Charles Cohens appeals the summary denial of his motion for postconviction relief filed pursuant to Florida Rule of Criminal Procedure 3.850.   Cohens was convicted, after a jury trial, of armed robbery and first-degree murder.   He claims that counsel was ineffective for failing to present certain alibi witnesses at trial, whom the State had deposed, and for failing to contact or interview two other alibi witnesses.   We reverse the trial court's order to the extent it summarily denied Cohens' claim that counsel was ineffective in failing to contact or interview Nikka Griffin.   We affirm the trial court's order in all other respects without comment.

Cohens asserts that his trial counsel filed a notice of intent to rely on alibi testimony which listed Griffin as a potential witness.   The notice of alibi states that the testimony of the alibi witnesses would show that Cohens arrived home well before the time of the murder, on the day it occurred, and remained there until well after the murder occurred, at which time Cohens went directly to another individual's house where he remained for approximately a half hour.   Cohens asserts that counsel never attempted to contact or interview Griffin.

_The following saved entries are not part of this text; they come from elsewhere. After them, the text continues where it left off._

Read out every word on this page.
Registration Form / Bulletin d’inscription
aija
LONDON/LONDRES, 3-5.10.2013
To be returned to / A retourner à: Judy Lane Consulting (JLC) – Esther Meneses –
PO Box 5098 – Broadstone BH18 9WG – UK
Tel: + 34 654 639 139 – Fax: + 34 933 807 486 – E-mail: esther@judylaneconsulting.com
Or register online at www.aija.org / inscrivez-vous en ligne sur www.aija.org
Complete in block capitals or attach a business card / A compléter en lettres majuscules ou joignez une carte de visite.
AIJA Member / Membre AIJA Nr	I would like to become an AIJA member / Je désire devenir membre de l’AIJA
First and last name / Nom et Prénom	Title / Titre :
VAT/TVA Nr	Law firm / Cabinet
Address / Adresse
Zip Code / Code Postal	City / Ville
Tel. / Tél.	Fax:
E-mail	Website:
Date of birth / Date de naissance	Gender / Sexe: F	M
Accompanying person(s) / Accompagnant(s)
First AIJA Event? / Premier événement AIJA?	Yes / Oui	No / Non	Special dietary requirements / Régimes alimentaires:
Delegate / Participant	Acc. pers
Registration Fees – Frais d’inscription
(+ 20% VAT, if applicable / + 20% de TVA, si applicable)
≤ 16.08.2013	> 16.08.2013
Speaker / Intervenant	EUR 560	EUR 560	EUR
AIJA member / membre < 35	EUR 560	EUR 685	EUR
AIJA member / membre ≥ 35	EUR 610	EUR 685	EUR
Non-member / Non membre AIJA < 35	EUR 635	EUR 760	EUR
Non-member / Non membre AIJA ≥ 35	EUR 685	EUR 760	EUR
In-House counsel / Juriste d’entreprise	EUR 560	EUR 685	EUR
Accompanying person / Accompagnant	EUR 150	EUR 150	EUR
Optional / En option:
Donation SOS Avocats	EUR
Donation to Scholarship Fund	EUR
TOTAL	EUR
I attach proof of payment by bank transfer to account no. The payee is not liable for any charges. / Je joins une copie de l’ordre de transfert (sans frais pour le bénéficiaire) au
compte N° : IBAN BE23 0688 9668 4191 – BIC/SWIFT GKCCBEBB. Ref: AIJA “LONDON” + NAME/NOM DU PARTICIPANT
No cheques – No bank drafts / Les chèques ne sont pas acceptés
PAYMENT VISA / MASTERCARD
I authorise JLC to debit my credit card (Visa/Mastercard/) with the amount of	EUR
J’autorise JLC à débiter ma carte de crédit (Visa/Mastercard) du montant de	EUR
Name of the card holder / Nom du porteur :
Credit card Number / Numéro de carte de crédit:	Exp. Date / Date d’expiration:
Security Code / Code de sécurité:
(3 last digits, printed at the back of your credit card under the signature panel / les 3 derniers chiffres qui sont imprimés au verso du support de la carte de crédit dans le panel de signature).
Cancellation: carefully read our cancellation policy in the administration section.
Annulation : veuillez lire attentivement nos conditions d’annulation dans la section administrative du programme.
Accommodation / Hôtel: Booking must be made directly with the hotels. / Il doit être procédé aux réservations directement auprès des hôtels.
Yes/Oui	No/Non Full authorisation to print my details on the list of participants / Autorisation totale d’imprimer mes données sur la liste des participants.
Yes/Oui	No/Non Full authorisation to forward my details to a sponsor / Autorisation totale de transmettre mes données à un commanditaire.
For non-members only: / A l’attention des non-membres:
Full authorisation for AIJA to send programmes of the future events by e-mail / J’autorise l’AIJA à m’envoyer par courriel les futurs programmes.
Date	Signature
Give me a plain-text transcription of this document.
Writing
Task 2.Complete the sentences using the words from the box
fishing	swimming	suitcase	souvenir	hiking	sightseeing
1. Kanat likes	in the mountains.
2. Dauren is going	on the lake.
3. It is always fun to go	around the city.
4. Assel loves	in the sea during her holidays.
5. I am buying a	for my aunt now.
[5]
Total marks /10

The trial court denied relief on the basis that this claim was facially insufficient.   We disagree.   See Honors v. State, 752 So.2d 1234, 1235-36 (Fla. 2d DCA 2000) (holding that “failure to investigate or call an exculpatory witness ‘presents a prima facie showing of entitlement to relief, subject to rebuttal by evidence from the record or testimony at an evidentiary hearing’ ”) (quoting Prieto v. State, 573 So.2d 398, 399 (Fla. 2d DCA 1991)).   The notice of alibi provides sufficient information to establish that if Griffin testified as indicated in the notice, counsel's omission in failing to contact and interview her may have constituted ineffective assistance.   This is particularly true here since Cohens asserts that no alibi testimony was presented at trial.   Therefore, the omission of Griffin's testimony may have prejudiced the outcome of the trial, as Cohens alleges.

We accordingly reverse the trial court's order as to this witness only.   On remand, the trial court shall attach those portions of the record which conclusively refute Cohens' claim or conduct an evidentiary hearing on it.

Affirmed in part, reversed in part.

PER CURIAM.

BLUE, A.C.J., and FULMER and STRINGER, JJ., Concur.